We identified a single heterozygous missense variant, c.1337A>G (p.Tyr446Cys), in transducin β-like 1 X-linked receptor 1 (TBL1XR1) as disease-causing in all patients. TBL1XR1 mRNA expression was demonstrated in pituitary, hypothalamus, white and brown adipose tissue, muscle and liver. mRNA expression is lower in lymphocytes of two patients compared with the four controls. The mutant TBL1XR1 protein assembled correctly into the nuclear receptor corepressor (NCoR)/ silencing mediator for retinoid and thyroid receptors (SMRT) complex, suggesting a dominant-negative mechanism. This contrasts with loss-of-function germline TBL1XR1 deletions and other TBL1XR1 mutations that have been implicated in autism. However, autism is not present in individuals with Pierpont syndrome.

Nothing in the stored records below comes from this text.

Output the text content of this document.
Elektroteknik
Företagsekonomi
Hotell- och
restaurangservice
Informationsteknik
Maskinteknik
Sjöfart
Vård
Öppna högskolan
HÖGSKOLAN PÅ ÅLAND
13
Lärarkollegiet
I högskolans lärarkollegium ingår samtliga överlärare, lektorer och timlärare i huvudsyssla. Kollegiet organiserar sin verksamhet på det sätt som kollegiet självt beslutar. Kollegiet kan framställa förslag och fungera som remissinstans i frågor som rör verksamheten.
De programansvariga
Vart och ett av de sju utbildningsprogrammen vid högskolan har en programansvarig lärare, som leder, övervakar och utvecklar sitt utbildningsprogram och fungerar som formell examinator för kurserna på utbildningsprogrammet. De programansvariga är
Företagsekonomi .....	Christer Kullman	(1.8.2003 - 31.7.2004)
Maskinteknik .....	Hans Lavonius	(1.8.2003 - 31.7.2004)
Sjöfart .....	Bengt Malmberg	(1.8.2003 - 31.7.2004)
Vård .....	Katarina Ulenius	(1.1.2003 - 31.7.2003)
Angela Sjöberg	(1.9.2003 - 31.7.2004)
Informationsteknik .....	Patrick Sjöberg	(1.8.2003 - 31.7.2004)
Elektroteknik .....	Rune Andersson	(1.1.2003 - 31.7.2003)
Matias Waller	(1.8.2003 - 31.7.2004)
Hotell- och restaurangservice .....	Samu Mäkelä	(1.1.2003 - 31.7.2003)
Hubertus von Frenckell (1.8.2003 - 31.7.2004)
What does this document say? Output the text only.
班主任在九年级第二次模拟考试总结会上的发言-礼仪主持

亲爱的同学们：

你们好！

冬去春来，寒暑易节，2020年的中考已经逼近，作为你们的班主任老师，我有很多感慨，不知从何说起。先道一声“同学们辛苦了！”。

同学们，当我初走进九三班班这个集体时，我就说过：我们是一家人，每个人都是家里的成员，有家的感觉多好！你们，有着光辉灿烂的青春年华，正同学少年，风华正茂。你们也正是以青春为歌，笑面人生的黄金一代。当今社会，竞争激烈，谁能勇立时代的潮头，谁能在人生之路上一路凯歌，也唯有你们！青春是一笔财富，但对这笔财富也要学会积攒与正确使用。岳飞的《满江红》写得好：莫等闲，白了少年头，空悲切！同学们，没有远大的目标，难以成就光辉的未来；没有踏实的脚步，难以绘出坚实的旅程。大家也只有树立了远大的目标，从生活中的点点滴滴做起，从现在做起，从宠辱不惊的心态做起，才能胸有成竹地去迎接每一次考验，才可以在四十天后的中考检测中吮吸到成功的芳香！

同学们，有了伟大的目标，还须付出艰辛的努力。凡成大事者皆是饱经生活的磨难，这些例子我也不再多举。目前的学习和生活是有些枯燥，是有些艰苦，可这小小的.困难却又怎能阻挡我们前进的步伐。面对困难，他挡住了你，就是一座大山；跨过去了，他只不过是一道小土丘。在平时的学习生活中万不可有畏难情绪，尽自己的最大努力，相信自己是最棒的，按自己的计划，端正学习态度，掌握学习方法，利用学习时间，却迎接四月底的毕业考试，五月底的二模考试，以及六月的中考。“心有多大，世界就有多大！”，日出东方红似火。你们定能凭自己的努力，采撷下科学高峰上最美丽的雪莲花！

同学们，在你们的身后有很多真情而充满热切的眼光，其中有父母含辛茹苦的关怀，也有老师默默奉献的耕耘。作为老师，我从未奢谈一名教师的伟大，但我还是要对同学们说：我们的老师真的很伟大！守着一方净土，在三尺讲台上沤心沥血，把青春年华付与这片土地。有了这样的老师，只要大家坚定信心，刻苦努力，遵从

This study identifies a specific TBL1XR1 mutation as the cause of Pierpont syndrome. Deletions and other mutations in TBL1XR1 can cause autism. The marked differences between Pierpont patients with the p.Tyr446Cys mutation and individuals with other mutations and whole gene deletions indicate a specific, but as yet unknown, disease mechanism of the TBL1XR1 p.Tyr446Cys mutation.
发育迟缓、面部特征、听力丧失和远端肢体脂肪分布异常的组合被称为皮尔庞特综合征。本研究的目的是检测并研究皮尔庞特综合征的病因。
我们使用全外显子组测序分析了4名患有皮尔庞特综合征的无关个体,并对另外2名无关的受影响个体进行了桑格测序。在人类尸检脑标本、脂肪组织、肌肉和肝脏中分析了野生型候选基因的mRNA表达。此外,还分析了患者和对照淋巴细胞中的RNA表达。将变异蛋白在HEK293细胞中表达并纯化,以评估其对蛋白质折叠和功能的影响。
我们在转导素β样1 X连锁受体1(TBL1XR1)中鉴定出一个单一的杂合错义变异,c.1337A>G(p.Tyr446Cys),在所有患者中均为致病原因。TBL1XR1 mRNA表达在垂体、下丘脑、白色和棕色脂肪组织、肌肉和肝脏中得到证实。与4名对照相比,2名患者淋巴细胞中的mRNA表达较低。突变的TBL1XR1蛋白正确组装到核受体共抑制因子(NCoR)/类视黄醇和甲状腺受体沉默介质(SMRT)复合物中,提示存在显性负性机制。这与功能丧失的种系TBL1XR1缺失和其他与自闭症有关的TBL1XR1突变形成对比。然而,皮尔庞特综合征患者不存在自闭症。
本研究确定了一种特定的TBL1XR1突变是皮尔庞特综合征的病因。TBL1XR1的缺失和其他突变可导致自闭症。携带p.Tyr446Cys突变的皮尔庞特患者与其他突变和全基因缺失个体之间的显著差异表明TBL1XR1 p.Tyr446Cys突变存在特定但尚未明确的疾病机制。